FILIPINOS, CANNIBALISM, AND MOTHERS DANCING ON TONGUES 2020-2022
In this performance, I look at first languages (the “mother tongue”), my own included, and the complication this notion implies in contexts where the mother tongue is a purely spoken language outside of institutional (read-write) frameworks. I question power hierarchies implicit in institutionalized languages by putting forward oralities from the margin and their alternative forms of expression whose agency live in embodied forms of articulation. I am arguing that the embodiment of an orality, its containment in a colonized, disenfranchised, diasporic body, is exactly what gives it power.
I see orality as a way to access an intersectionality, one that ruptures the idea of bound cultures, and instead proposes that culture—by extension, language—is in perpetual flux, one that’s marked by creative becomings, but to do this we have to break down and re-digest what constitutes a “mother tongue”— to imbibe, expel, replenish, take shape— and sing, sing in a tongue blessed by many mothers.

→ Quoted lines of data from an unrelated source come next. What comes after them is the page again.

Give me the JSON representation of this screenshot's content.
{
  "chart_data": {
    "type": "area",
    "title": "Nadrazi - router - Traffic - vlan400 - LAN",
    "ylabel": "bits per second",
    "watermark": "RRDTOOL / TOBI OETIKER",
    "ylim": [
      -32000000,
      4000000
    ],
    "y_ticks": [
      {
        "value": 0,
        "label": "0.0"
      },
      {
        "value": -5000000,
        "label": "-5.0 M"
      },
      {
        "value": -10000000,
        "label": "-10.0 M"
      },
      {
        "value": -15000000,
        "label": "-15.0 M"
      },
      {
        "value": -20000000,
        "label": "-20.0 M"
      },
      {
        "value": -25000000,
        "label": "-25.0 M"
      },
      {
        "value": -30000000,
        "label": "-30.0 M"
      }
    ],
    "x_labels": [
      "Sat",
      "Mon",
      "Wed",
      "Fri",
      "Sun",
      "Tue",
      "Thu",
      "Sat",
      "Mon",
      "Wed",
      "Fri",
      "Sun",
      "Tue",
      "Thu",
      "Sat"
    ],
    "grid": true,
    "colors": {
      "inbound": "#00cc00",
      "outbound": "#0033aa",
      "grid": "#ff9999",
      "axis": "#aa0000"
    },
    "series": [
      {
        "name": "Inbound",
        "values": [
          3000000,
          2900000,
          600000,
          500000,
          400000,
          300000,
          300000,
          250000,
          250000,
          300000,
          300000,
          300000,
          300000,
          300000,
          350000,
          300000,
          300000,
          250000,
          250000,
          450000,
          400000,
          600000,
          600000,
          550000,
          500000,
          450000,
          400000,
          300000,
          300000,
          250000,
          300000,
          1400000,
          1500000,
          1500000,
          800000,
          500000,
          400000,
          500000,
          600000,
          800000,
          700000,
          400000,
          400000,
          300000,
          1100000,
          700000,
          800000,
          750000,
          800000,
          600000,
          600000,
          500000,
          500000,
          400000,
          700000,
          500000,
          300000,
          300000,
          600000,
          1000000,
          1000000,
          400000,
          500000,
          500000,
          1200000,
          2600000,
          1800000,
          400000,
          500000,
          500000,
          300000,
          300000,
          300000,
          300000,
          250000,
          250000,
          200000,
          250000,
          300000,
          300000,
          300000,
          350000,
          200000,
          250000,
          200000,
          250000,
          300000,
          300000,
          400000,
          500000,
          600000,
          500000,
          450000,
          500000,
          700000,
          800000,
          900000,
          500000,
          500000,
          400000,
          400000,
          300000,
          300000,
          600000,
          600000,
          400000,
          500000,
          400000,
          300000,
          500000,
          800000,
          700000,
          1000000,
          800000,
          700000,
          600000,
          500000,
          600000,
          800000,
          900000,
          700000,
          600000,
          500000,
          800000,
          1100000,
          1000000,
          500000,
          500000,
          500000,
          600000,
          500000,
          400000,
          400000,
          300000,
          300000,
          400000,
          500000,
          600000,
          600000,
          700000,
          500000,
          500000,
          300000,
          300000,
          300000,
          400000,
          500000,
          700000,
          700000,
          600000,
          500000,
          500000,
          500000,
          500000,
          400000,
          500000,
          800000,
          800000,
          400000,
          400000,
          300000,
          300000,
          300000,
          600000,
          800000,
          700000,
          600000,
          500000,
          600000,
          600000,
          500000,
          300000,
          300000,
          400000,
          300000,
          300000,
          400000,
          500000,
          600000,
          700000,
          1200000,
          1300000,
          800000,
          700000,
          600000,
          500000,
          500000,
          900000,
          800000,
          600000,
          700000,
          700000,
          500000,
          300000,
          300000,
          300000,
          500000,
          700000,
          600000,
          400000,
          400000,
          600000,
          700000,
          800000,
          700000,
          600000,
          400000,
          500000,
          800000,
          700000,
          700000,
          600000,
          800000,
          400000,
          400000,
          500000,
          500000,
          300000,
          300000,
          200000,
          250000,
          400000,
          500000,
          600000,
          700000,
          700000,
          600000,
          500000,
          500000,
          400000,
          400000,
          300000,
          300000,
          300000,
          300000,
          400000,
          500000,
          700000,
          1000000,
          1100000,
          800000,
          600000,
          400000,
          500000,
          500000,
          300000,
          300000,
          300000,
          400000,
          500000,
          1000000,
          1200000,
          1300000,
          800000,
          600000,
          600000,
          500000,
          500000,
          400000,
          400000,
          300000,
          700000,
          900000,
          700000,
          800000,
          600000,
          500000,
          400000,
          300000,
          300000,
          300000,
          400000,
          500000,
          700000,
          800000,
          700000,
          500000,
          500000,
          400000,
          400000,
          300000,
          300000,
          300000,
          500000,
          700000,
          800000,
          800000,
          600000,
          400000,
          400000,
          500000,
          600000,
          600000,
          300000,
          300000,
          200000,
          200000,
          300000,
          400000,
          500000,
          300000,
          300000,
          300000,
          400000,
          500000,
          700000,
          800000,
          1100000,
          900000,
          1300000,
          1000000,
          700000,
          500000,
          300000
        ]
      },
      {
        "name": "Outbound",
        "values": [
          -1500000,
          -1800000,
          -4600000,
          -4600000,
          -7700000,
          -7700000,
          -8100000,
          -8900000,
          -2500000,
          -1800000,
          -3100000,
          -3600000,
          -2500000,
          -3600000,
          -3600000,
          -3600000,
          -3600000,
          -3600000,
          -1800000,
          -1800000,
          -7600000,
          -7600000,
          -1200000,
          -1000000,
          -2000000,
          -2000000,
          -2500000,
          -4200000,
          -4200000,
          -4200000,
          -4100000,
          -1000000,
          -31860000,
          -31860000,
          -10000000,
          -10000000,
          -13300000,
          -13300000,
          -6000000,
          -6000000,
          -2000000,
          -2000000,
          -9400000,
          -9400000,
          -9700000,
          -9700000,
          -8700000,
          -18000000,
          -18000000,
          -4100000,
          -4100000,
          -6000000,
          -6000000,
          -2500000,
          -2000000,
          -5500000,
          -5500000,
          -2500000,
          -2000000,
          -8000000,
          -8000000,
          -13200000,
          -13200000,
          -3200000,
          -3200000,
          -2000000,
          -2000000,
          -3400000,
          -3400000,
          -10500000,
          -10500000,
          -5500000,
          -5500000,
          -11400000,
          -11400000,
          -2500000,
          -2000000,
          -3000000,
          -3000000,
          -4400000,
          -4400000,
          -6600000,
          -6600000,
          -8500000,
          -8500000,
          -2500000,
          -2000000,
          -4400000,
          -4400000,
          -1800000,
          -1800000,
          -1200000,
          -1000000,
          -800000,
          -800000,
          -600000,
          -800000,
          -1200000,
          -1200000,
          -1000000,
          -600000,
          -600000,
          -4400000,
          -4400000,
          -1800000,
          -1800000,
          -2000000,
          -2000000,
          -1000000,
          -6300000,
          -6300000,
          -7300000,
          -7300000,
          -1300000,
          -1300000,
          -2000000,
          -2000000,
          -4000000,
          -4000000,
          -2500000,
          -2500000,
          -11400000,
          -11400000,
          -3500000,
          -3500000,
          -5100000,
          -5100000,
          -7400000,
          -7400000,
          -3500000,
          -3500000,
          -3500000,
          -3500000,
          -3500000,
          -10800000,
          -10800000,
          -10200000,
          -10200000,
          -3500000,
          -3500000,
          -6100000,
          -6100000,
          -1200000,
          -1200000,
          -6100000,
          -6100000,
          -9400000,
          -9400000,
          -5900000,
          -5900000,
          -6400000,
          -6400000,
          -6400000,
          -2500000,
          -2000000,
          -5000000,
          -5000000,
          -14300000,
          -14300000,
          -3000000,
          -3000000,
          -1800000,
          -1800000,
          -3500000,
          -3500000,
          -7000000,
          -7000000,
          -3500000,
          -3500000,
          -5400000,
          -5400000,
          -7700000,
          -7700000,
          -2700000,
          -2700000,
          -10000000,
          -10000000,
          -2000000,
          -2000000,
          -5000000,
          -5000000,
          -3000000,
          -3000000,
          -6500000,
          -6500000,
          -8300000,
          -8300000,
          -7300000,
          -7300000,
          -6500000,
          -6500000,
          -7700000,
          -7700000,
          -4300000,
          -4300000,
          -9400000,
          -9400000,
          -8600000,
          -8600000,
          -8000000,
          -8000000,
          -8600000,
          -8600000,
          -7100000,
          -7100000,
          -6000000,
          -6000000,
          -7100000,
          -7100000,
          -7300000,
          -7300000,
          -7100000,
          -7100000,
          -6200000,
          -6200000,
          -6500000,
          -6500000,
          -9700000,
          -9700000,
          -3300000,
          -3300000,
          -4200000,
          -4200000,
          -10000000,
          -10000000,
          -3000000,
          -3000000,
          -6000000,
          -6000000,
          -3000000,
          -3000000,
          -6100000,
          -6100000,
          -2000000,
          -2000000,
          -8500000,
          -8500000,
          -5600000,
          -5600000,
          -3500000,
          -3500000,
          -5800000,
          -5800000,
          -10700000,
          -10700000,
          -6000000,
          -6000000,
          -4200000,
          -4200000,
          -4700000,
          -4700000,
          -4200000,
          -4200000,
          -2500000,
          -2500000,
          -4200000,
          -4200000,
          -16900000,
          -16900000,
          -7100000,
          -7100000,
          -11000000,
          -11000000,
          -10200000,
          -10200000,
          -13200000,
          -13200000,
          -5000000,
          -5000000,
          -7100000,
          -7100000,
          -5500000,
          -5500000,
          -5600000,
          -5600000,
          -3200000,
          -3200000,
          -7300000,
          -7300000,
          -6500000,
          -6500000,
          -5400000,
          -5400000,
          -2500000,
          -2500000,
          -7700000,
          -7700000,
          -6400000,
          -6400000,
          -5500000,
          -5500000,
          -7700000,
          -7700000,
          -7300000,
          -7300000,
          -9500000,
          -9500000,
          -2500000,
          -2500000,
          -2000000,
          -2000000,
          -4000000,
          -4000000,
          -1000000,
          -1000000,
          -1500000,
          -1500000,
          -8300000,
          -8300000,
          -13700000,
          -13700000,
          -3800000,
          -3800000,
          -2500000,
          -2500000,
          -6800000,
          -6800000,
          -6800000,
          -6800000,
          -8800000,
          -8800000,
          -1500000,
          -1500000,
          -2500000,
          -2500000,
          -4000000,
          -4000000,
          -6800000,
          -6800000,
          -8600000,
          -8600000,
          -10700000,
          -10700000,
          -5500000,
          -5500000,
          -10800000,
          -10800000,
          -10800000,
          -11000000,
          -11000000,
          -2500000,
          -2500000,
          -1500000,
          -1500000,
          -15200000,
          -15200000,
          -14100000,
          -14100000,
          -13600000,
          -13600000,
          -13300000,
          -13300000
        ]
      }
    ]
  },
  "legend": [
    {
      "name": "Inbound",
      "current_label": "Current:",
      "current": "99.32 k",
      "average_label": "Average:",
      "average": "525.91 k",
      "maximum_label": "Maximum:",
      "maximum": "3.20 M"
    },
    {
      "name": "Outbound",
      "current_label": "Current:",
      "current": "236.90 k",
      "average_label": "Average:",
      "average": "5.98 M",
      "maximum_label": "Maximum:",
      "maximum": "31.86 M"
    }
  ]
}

The performance lecture has been presented for Being & Feeling (Alone,Together) Lamont Gallery, Exeter, New Hampshire (2020), the 9th Bucharest Biennale (2021), KW Institute for Contemporary Art Berlin (2021) in Forms of Migration, The Museum of Impossible Forms Helsinki (2021), Sensorium II in Tromsø (2022), the Elizabeth Arts Foundation NYC (2022) and the RMIT Gallery Melbourne in my solo show An altar for the fleshy tongue (2023).